The safest way to enjoy whole fruits and vegetables may be by buying organic and then carefully washing. “Produce handling should always start with washing, beginning with your hands” says Helen Rasmussen, a senior research dietitian at the Jean Mayer USDA Human Nutrition Research Center on Aging. “Rinse all fresh produce under running water; you can also rub the food with your hands or a soft, clean brush. Be sure to wash around the stem or blossom ends where germs collect. Pay attention to bruised or damaged areas, where bacteria can thrive. Cut these areas out, and rinse the flesh.”

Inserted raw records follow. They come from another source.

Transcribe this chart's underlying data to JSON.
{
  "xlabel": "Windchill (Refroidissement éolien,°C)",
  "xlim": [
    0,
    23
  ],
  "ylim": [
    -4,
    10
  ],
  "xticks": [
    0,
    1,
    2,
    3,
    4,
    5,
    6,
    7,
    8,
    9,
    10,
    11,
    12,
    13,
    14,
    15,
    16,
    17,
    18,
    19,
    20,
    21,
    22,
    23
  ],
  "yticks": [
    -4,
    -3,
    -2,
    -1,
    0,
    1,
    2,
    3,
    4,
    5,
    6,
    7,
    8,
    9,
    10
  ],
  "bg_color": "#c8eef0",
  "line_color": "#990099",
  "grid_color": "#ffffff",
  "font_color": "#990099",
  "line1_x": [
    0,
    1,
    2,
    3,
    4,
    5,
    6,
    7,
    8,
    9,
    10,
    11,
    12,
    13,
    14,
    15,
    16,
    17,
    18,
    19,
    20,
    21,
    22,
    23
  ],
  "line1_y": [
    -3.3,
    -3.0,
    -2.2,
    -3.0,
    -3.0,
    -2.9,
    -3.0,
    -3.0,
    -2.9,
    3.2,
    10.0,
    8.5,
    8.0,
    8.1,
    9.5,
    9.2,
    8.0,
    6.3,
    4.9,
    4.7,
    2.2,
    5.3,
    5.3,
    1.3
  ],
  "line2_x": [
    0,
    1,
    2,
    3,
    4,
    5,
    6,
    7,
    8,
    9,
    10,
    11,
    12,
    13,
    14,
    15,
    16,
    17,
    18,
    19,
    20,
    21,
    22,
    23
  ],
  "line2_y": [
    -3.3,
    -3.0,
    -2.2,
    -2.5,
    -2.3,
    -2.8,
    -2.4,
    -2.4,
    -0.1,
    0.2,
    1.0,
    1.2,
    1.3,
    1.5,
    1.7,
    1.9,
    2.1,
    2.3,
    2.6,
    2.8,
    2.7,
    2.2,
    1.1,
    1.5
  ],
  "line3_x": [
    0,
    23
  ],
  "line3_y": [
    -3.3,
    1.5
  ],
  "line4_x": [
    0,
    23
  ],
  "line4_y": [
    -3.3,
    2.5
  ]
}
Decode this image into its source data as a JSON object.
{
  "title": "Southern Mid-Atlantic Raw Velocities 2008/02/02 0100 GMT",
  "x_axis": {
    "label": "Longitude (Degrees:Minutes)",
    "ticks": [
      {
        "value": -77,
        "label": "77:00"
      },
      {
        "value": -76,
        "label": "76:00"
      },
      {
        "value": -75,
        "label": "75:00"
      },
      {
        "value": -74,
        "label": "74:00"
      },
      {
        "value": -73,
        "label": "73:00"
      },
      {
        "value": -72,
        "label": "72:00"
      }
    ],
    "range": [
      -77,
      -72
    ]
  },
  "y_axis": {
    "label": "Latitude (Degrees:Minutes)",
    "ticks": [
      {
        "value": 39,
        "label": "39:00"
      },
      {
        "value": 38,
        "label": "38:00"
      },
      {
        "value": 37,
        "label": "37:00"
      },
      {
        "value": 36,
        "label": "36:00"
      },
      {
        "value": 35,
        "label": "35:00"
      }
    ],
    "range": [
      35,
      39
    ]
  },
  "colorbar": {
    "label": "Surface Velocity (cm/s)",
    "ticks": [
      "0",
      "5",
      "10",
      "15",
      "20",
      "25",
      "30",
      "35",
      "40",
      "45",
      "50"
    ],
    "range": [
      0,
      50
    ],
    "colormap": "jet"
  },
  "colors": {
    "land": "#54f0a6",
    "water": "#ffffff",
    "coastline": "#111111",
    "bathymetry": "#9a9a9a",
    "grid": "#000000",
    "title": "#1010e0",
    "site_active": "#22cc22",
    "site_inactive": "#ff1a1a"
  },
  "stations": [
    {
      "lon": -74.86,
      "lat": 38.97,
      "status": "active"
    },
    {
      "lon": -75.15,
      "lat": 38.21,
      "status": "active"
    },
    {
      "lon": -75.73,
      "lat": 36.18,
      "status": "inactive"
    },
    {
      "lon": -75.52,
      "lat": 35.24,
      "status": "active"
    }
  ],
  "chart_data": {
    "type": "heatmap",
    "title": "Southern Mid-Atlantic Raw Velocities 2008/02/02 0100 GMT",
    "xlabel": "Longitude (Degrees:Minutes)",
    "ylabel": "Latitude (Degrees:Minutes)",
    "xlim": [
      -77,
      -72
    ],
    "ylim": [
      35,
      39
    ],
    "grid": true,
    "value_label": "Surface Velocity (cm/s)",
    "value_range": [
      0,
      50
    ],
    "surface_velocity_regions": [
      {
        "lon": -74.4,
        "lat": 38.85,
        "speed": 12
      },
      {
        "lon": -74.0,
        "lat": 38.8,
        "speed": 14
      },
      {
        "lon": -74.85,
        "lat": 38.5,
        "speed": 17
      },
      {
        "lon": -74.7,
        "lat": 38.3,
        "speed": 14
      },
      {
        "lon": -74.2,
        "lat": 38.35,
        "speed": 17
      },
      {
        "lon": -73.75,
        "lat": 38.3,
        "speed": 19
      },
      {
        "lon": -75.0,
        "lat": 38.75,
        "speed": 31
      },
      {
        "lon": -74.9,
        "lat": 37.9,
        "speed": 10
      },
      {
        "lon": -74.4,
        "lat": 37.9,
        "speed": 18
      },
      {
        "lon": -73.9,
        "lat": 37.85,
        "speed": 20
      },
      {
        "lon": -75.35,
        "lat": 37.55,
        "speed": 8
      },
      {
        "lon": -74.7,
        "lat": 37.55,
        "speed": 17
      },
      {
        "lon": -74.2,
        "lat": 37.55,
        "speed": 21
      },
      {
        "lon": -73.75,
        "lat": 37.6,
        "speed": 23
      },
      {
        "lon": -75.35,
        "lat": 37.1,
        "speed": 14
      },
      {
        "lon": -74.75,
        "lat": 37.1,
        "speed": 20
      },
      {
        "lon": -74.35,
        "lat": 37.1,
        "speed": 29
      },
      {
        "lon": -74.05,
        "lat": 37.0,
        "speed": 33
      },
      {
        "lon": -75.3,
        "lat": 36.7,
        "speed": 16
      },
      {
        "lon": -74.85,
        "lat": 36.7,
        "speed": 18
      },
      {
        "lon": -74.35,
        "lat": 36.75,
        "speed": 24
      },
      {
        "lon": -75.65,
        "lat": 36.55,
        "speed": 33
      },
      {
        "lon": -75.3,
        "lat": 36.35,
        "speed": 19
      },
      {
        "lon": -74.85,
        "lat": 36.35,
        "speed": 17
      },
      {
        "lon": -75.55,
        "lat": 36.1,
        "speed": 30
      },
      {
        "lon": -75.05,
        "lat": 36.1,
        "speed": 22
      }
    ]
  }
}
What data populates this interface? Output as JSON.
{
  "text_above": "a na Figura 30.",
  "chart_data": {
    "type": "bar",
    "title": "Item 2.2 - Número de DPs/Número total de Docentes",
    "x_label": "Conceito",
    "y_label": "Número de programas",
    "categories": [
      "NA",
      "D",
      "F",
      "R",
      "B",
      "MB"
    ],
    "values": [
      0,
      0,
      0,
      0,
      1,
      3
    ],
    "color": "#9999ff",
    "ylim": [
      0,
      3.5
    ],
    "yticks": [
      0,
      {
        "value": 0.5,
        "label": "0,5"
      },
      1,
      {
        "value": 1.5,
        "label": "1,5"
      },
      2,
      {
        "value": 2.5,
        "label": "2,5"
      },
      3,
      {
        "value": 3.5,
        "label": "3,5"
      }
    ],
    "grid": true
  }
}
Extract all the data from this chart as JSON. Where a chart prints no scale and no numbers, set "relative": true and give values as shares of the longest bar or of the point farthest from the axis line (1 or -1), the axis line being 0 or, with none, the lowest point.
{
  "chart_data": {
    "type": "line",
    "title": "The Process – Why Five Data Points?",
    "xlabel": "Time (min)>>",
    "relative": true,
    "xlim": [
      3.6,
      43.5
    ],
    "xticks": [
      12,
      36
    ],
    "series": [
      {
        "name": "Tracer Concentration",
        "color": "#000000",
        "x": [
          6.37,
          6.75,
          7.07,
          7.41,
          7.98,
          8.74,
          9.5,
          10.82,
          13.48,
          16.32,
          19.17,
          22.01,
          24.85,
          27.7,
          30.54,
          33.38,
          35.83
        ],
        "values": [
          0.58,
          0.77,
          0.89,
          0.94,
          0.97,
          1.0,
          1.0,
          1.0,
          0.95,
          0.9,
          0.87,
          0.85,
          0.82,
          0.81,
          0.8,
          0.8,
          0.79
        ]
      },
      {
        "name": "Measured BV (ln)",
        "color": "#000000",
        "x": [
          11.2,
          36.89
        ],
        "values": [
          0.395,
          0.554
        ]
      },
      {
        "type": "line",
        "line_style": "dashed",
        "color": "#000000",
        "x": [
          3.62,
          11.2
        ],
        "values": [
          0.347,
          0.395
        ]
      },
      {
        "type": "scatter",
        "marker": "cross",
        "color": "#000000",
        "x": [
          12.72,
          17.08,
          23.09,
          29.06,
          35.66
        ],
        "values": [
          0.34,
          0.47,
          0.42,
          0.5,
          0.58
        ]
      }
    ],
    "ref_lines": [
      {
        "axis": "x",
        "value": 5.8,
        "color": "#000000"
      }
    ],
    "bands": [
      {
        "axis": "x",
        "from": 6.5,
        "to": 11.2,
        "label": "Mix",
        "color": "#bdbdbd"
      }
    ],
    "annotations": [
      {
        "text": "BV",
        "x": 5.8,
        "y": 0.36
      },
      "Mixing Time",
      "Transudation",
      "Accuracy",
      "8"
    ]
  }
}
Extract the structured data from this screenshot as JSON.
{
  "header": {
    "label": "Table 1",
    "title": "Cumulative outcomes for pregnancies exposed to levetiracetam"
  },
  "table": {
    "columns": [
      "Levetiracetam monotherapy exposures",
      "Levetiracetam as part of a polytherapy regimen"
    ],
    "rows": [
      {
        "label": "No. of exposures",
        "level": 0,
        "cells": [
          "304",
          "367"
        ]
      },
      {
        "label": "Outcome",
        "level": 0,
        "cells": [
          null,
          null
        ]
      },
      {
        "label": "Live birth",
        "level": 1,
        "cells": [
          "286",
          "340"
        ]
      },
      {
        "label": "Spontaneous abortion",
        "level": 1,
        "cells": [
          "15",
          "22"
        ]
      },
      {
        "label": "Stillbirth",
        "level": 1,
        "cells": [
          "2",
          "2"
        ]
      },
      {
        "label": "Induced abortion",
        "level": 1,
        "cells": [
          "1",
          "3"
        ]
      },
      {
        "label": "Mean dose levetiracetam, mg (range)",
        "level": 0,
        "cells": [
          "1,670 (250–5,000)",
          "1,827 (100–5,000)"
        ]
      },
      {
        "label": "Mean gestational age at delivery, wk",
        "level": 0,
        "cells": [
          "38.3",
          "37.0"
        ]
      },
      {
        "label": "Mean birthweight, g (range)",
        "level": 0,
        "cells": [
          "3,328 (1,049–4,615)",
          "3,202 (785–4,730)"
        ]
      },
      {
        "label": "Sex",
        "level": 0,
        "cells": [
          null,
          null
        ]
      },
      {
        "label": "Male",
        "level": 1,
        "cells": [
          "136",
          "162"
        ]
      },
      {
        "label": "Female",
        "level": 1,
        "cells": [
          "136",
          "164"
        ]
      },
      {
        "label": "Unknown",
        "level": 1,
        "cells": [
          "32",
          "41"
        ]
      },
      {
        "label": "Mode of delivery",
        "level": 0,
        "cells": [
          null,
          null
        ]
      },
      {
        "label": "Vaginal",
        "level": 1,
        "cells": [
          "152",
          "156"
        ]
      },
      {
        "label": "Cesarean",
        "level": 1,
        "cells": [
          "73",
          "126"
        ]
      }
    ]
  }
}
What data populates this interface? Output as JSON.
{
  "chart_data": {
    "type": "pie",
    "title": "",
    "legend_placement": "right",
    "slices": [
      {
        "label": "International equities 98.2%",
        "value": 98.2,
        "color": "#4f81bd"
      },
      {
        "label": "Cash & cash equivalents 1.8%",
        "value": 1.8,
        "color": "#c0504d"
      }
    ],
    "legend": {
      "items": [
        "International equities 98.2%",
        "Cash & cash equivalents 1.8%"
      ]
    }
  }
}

Her statement also to echoes the guidance for handling and preparation of produce from the HHS and FDA:
- Cut away damaged or bruised areas;
- Wash all produce (conventional or organic) thoroughly under running water before eating, cutting or cooking;
- Soap, detergent or commercial produce washes are not recommended;
- Scrub firm produce, such as apples, potatoes or squash, with a clean produce brush;
- Dry all produce with a clean cloth or paper towel.
To peel or not to peel?
Before deciding, know the food you are buying. Is it organic and from a source you trust? If yes, make sure to wash nicely and feel free to consume it whole, with all of its precious nutrients. If buying conventional produce from a dubious, or unknown origin, don’t risk it, just peel the skin off. Most of the time however, we don’t have enough info on the origin and conditions in which the produce was grown, so make sure to follow the washing instructions by the HHS and FDA thoroughly and don’t take any chances – cut away damaged or bruised areas or anything looking suspicions. If you notice unnatural shine or a waxy, sticky feel on touching, better cut away. Afterwards wash again whatever is left of the skin before eating. Of course, it also depends for whom the meal is intended. When preparing the meal for children be extra cautious and take less chances.
At the end of the day, the peel of fruits and vegetables is an integral part of the product and if we take some care when shopping and handling the benefits outweigh the risks and we can enjoy them as nature intended – in all of their magnificence.